Approved March 2026 as adjunct to steroids for severe CRSwNP.

• Mechanism
  • Targets Siglec-8 on eosinophils and mast cells, inducing cell death and reducing inflammatory mediators.

• Key trial data (SILVER-NP, Phase 3)
  • 60 percent of treated patients saw ≥2-grade polyp size reduction at 16 weeks vs. 18 percent on placebo.
  • Significant improvement in nasal congestion scores by Week 12.
  • Reduced eosinophil counts in nasal tissues by 80 percent.

• Dosing & administration
  • 3 mg/kg IV infusion at Weeks 0, 4 and 16.
  • Transition to subcutaneous maintenance (50 mg every 8 weeks).

• Common side effects
  • Infusion-related reactions (flushing, itching) – premedication recommended.
  • Diarrhea (4 percent)
  • Fatigue (3 percent)

---

Established biologics still in play

Even with new approvals, earlier therapies remain valuable options. Your doctor may recommend:

• Dupixent® (dupilumab) – anti-IL-4Rα. First FDA approval for CRSwNP in 2019.
• Nucala® (mepolizumab) – anti-IL-5. Approved 2021.
• Fasenra® (benralizumab) – anti-IL-5R. Used off-label for NP in some centers.
• Xolair® (omalizumab) – anti-IgE. Expanded to nasal polyps in 2020.

Each targets a slightly different pathway; choice depends on your inflammation profile, prior therapies and comorbid asthma or aspirin-exacerbated respiratory disease.

---

How to decide which biologic is right for you

1. Confirm diagnosis
   • Endoscopic or CT confirmation of bilateral polyps.
   • Objective measures of symptom burden (nasal obstruction, loss of smell).

2. Review inflammatory markers
   • Blood eosinophils, total IgE, exhaled nitric oxide.
   • Comorbid conditions (asthma, atopic dermatitis).

3. Weigh practical factors
   • Dosing frequency (monthly vs. every 8 weeks).
   • Method of administration (injection vs. infusion).
   • Insurance coverage and co-pay assistance programs.

4. Monitor response
   • Polyp size (endoscopy) and nasal symptom scores.
   • Sense of smell tests.
   • Side-effect profile.

---

Safety considerations

• Most biologics are well tolerated, but rare serious hypersensitivity reactions can occur.
• Live vaccines should be avoided during treatment.
• Discuss any history of parasitic infections or immunodeficiency with your doctor.

---

Cost and access

Biologics can be expensive (range $30,000–$60,000 per year). However, manufacturer co-pay assistance programs often reduce out-of-pocket costs. Work with your healthcare team, including nurses and specialty pharmacists, to navigate prior authorizations.

---

Managing expectations

While many patients experience dramatic improvement, responses vary:

• Some achieve complete polyp resolution and restored smell.
• Others see partial shrinkage and need occasional steroid bursts or sinus surgery.
• Long-term data (beyond 2 years) are still emerging for the newest agents.

---

When to seek medical advice

If you experience any of the following, contact your physician immediately:

• Sudden onset of high fever, severe facial pain or vision changes
• Signs of meningitis (stiff neck, confusion)
• Severe allergic reaction (hives, wheezing, throat tightness)

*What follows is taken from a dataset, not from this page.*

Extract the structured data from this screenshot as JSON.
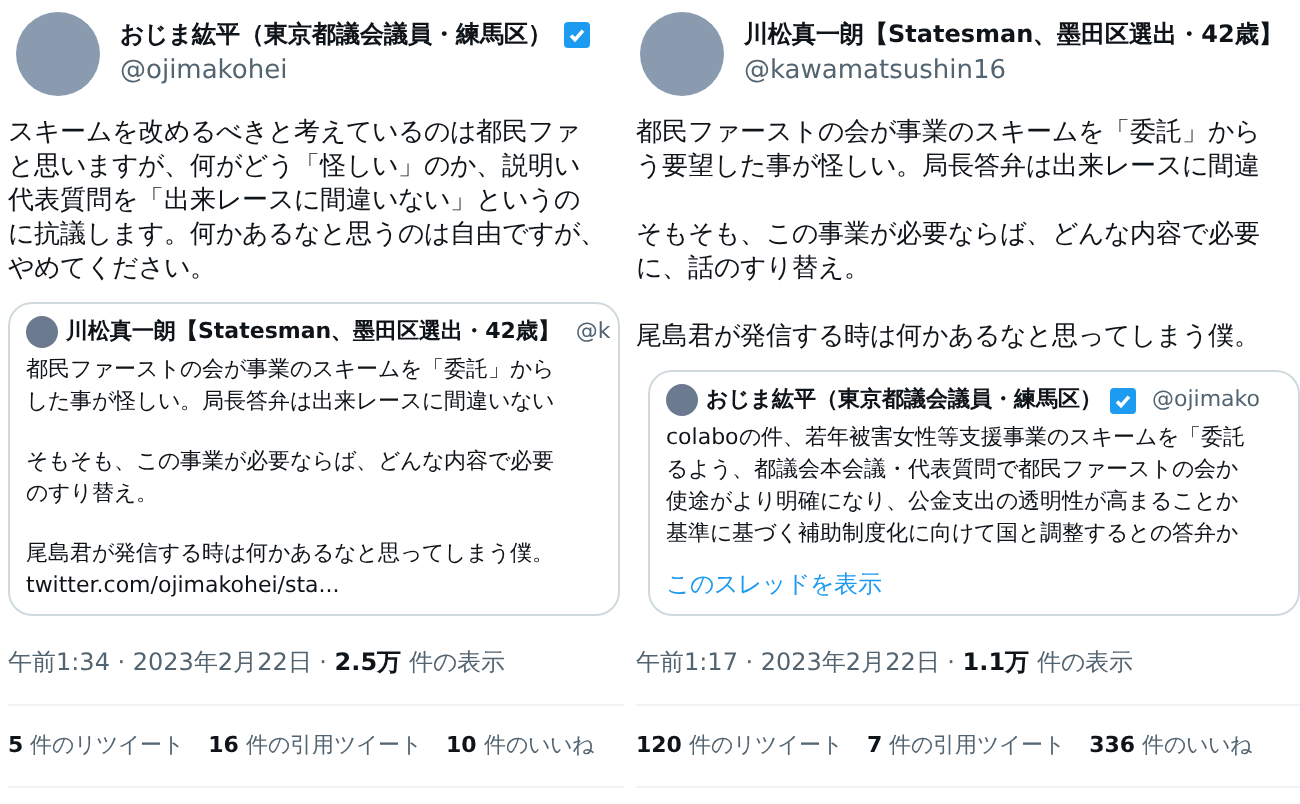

For persistent or worsening nasal symptoms, our free Medically approved LLM Symptom Checker Chat Bot can help you understand your symptoms and determine whether you need immediate medical attention.

---

Key takeaways

• In 2026, the FDA approved two new biologics—tezepelumab and lirentalizumab—for severe CRSwNP.
• These drugs work by targeting upstream immune drivers (TSLP, Siglec-8), reducing polyp size and symptoms.
• Existing biologics (dupilumab, mepolizumab, benralizumab, omalizumab) remain valuable options.
• Treatment choice hinges on your specific inflammatory profile, comorbidities, dosing preferences and insurance coverage.
• Always discuss serious or life-threatening symptoms with your doctor—and before starting any new therapy, make sure you understand potential risks and benefits.

Speak to a doctor about any concerning symptoms or before making changes to your treatment plan. If you suspect a serious complication, don't delay in seeking emergency care.